• No results found

Afdeling 9.1 Faunaschade

Artikel 15.53 van de Omgevingswet bepaalt dat Gedeputeerde Staten in voorkomende gevallen tegemoetkomingen verlenen in geleden schade door natuurlijk in het wild levende: 1. vogels van vogelsoorten als bedoeld in artikel 1 van de Vogelrichtlijn, of 2. dieren die worden genoemd in bijlage IV, onderdeel a, bij de Habitatrichtlijn, bijlage II bij het Verdrag van Bern, bijlage I bij het Verdrag van Bonn of de bijlage, onderdeel a, bij deze wet. Ter invulling van deze bevoegdheid stellen

Gedeputeerde Staten beleidsregels vast. In IPO-verband hebben de gezamenlijke provincies ervoor gekozen het verlenen van tegemoetkomingen in faunaschade te mandateren aan de

uitvoeringsorganisatie BIJ12. Uit oogpunt van efficiëntie is een landelijke uitvoering met één loket en gebundelde kennis te prefereren.

Daarnaast wordt uniformiteit in de uitvoering en rechtsgelijkheid over heel Nederland nagestreefd. In een afzonderlijk besluit worden de bevoegdheden met betrekking tot het verlenen van

tegemoetkomingen gemandateerd aan BIJ12.

Artikel 9.2 De aanvraag om tegemoetkoming

In dit artikel wordt de elektronische wijze van indiening van een aanvraag om tegemoetkoming in schade, veroorzaakt door natuurlijk in het wilde levende beschermde diersoorten, geregeld. Op grond van artikel 4:1 van de Algemene wet bestuursrecht moet de voorwaarde van elektronische indiening van een aanvraag bij wettelijk voorschrift worden geregeld. Vereist is dat de schade zo spoedig mogelijk (binnen 7 werkdagen) bij BIJ12 wordt gemeld. BIJ12 is dan in de gelegenheid een taxateur ter plaatse een onderzoek naar de schadeveroorzakende diersoorten en de omvang van de schade te laten instellen. Een consulent faunazaken van BIJ12 kan dan ook adviseren hoe verdergaande schade kan worden voorkomen of beperkt.

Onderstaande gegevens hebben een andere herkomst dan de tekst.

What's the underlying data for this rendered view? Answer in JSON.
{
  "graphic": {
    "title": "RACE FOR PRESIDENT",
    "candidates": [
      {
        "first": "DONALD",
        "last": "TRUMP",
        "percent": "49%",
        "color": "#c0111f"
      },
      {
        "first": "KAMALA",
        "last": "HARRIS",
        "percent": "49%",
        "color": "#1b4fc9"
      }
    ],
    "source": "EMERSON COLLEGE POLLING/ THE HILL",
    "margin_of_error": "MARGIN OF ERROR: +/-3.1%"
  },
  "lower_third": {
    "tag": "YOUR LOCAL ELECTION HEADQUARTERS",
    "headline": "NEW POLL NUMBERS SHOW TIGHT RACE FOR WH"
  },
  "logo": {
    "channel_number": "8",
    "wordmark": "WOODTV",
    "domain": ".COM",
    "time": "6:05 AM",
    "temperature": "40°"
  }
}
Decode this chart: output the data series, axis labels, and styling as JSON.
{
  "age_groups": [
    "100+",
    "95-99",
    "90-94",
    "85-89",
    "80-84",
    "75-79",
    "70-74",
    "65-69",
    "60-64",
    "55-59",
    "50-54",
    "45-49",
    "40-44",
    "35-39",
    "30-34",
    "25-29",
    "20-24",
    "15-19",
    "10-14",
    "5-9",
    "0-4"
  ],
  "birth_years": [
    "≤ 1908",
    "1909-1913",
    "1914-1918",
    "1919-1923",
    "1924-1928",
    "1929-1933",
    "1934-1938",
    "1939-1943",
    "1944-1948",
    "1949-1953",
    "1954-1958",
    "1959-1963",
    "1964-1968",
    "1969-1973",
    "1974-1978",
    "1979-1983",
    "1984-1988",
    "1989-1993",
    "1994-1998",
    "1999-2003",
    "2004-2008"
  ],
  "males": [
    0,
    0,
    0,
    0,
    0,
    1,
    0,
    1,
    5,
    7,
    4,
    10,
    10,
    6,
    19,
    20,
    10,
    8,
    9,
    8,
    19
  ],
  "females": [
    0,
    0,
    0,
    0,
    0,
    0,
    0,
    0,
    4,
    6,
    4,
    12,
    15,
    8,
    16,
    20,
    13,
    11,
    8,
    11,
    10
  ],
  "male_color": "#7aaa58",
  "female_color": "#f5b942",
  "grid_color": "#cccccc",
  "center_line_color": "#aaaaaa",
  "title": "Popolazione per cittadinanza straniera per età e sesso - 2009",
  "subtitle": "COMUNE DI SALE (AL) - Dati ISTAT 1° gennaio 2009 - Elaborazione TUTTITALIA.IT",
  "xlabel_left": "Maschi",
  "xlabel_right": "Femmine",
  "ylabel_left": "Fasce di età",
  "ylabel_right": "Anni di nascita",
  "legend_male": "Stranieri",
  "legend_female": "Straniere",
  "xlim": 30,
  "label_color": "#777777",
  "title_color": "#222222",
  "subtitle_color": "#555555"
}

Aanvragen die later dan 7 werkdagen na constatering van de schade zijn ingediend worden afgewezen. Onder werkdagen wordt verstaan: maandag tot en met vrijdag met uitzondering van algemeen erkende feestdagen als bedoeld in de Algemene

termijnenwet.

Artikel 9.3 Taxatie van de schade

Dit artikel regelt in samenhang met de beleidsregels de wijze waarop de schade wordt vastgesteld. BIJ12 heeft een raamovereenkomst met taxatiebureaus die schade veroorzaakt door in het wild levende beschermde dieren taxeren. De taxateur zal zijn bevindingen direct na de eindtaxatie bij de grondgebruiker achter laten of deze zo spoedig mogelijk toesturen. Voorzien is in de mogelijkheid dat de aanvrager zijn opmerkingen over de taxatie kan vermelden, dat de taxateur die opmerkingen van commentaar voorziet en dat de aanvrager kennis kan nemen van het commentaar van de taxateur.

149

Waar de Wet ruimtelijke ordening (Wro) nog een specifieke regeling voor planschade bevatte, is onder de Omgevingswet de planschade en nadeelcompensatie samengenomen onder de term nadeelcompensatie. In titel 4.5 van de Algemene wet bestuursrecht (Awb) heeft nadeelcompensatie een wettelijke grondslag gekregen. In de Omgevingswet is onder Hoofdstuk 15, Schade, afdeling 15.1 Nadeelcompensatie, een op de Awb aanvullende regeling opgenomen voor de daar genoemde specifieke schadeoorzaken.

Afdeling 9.2 van deze verordening bevat de procedureregels voor aanvragen om

nadeelcompensatie op basis van schadeoorzaken als genoemd in Afdeling 15.1 (voorheen planschade) alsmede ook verzoeken die hun oorsprong hebben in besluiten of

uitvoeringshandelingen in verband met de realisatie, beheer of onderhoud van infrastructurele werken. Voor dat laatste was voorheen de Regeling nadeelcompensatie infrastructurele werken provincie Noord- Holland 2007 van kracht. Deze regeling wordt met de inwerkingtreding van deze verordening ingetrokken.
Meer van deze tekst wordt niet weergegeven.